Journalling / Diary for mental health
This is something I have done on and off over the years but the last 6 months I have made it stick. I find it incredibly useful even though I thought it was a bit “hippy dippy” to start.
Each day I jot down a handful of things I would like to get done that day.
Then at the end of each day I write in another section my “Wins” for the day. These are a few lines of things that I got done, or positive things for the day. Every single day you can find 3 positive things that happened, some days you just have to look a little harder. But it can be anything from “Got new server set up and its working well” to small things like “Saw a lovely sunset on way home”
The key feature of this is to have you finishing your day thinking of the good that happened, not ruminating on the bad. For mental health this is a big win.

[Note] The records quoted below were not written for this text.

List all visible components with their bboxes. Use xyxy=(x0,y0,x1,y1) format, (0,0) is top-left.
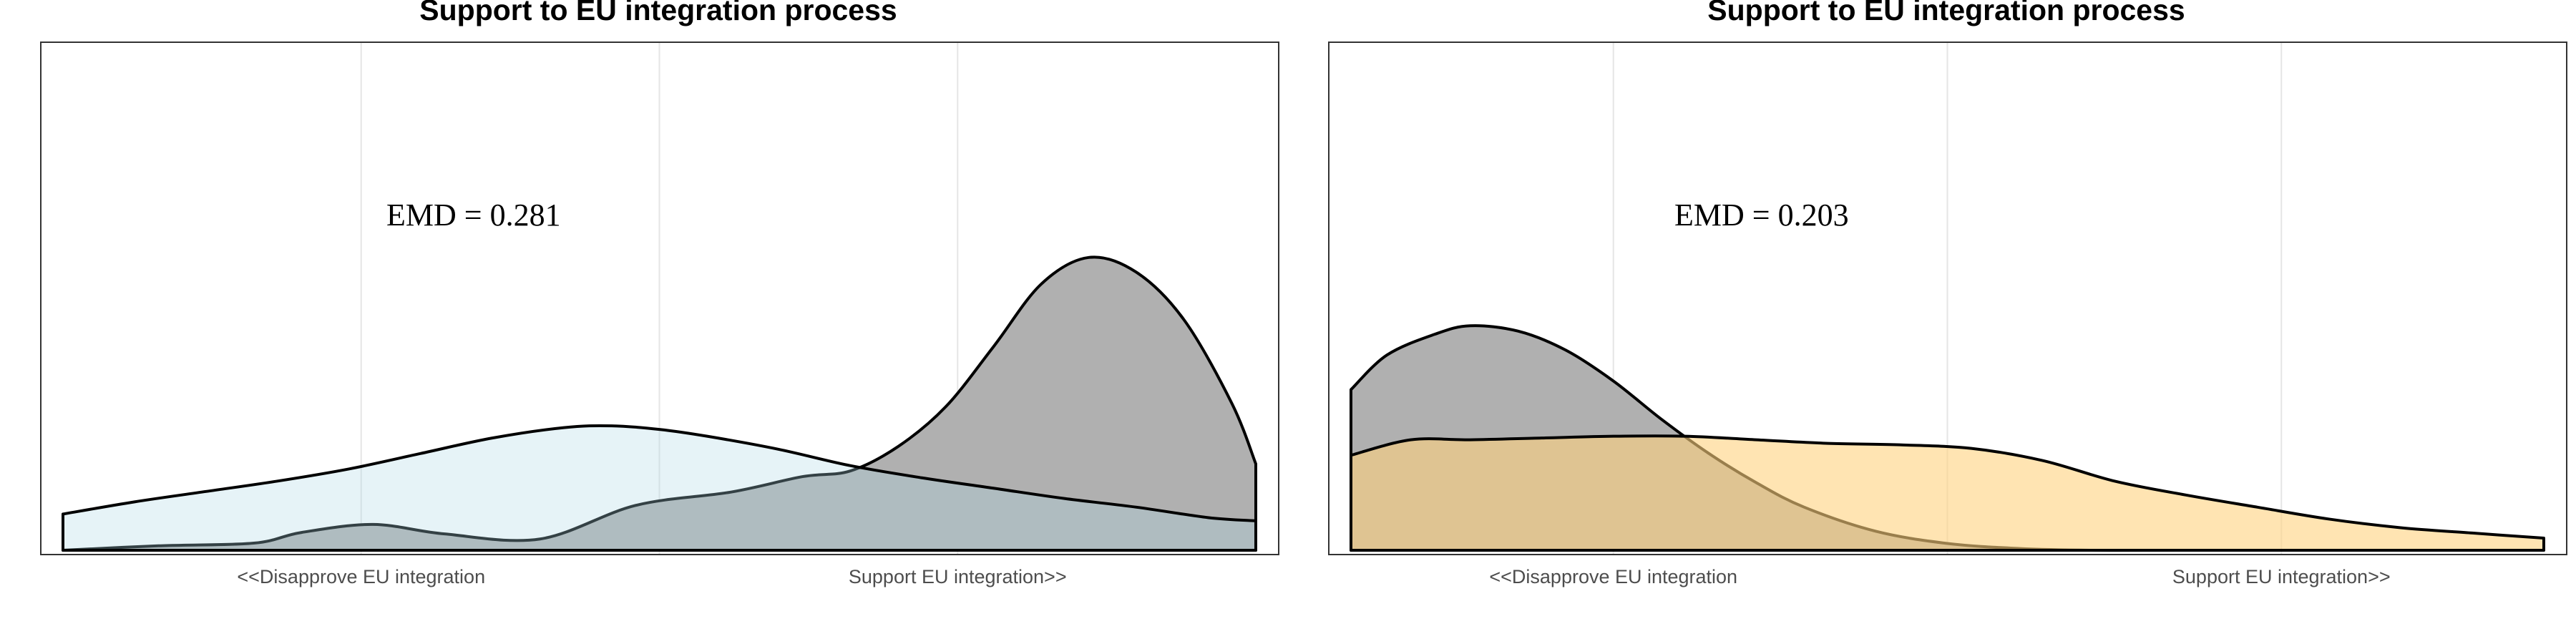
density-area-0 xyxy=(62,255,1257,552)
density-areas xyxy=(62,255,1257,552)
emd-annotation: EMD = 0.203 xyxy=(1674,197,1849,233)
x-tick-label-1: Support EU integration>> xyxy=(2172,566,2391,587)
density-area-1 xyxy=(1350,434,2545,552)
panel-right: Support to EU integration process EMD = … xyxy=(1328,0,2567,587)
x-tick-labels: <<Disapprove EU integration Support EU in… xyxy=(1489,566,2390,587)
panel-left: Support to EU integration process EMD = … xyxy=(40,0,1279,587)
density-area-1 xyxy=(62,424,1257,552)
x-tick-labels: <<Disapprove EU integration Support EU in… xyxy=(237,566,1066,587)
x-tick-label-0: <<Disapprove EU integration xyxy=(237,566,485,587)
plot-frame xyxy=(1328,42,2567,555)
x-tick-label-1: Support EU integration>> xyxy=(849,566,1067,587)
plot-frame xyxy=(40,42,1279,555)
emd-annotation: EMD = 0.281 xyxy=(386,197,561,233)
panel-title: Support to EU integration process xyxy=(1707,0,2185,26)
panel-title: Support to EU integration process xyxy=(419,0,897,26)
density-areas xyxy=(1350,324,2545,552)
x-tick-label-0: <<Disapprove EU integration xyxy=(1489,566,1737,587)
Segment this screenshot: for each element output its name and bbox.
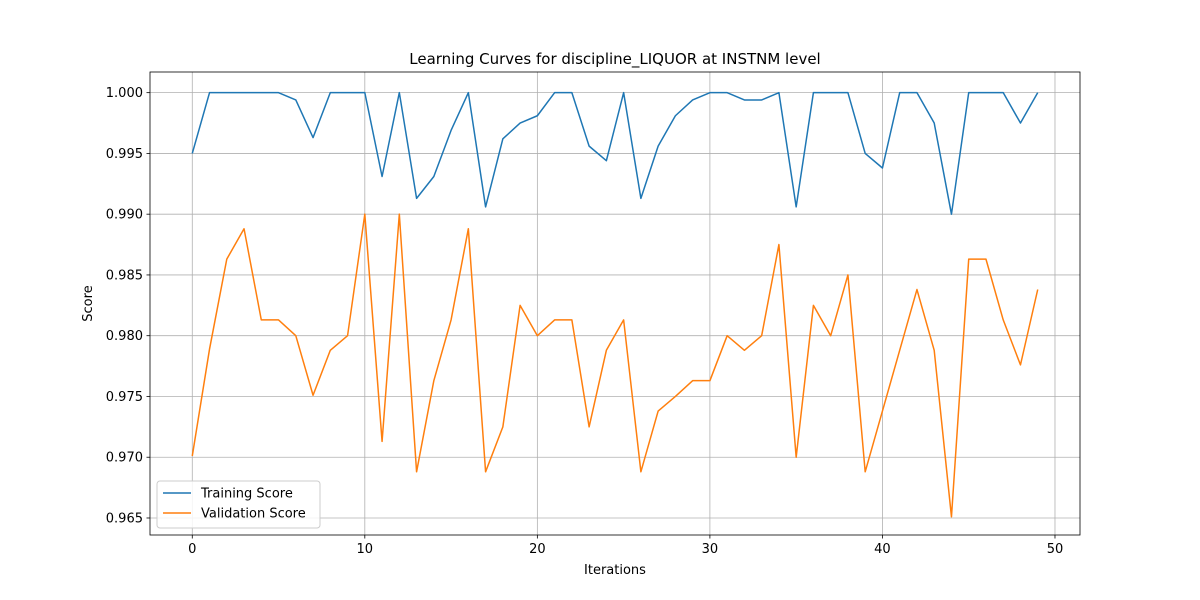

There is a final section where I can jot down any other thoughts, little things that I would like to remember etc.
I do this all on my iPad with the Apple Pencil. I find it important that this is done in writing and not typed. But iPad gives the benefit of it being stored digitally and it is all searchable as the handwriting (as bad as mine is) is recognised by the system. I use Goodnotes for this.
The last thing I do is have a little bar of 5 emojis from Super Happy to Sad. I circle the one that fits the day. I very rarely have below a 3 as doing this end of day audit makes you see the day as a whole, and any bad moments tend to melt into the rest of the day. It has massively helped keep things in perspective.
I have this all in a custom PDF template that I made. I may share it on here once I have ironed out a few of the rough edges!
This one has been a little harder to stick to but I still find it very useful. I especially like the Netflix series from Headspace and found it a great re-introduction to Mindfulness. I would recommend you give it a go!
Even just 5 minutes of sitting watching my breath gives my 100mph mind a chance to reset and slow down. I find this useful at the end of the day to switch off a bit. I will also use this if I feel myself getting tense and feel a panic attack coming on. A few minutes with eyes closed, turning down the sensory input just calms the storm.
We have managed for a whole year. People thought they couldn’t cope with the initial 3 week lockdown that was announced almost a year ago. But here we are, one year, several extended lockdowns and God knows how many banana bread loaves later. We have adjusted and adapted and will continue to.
Be kind, give some slack and look after yourself. And remember that mental health is just as important as physical health!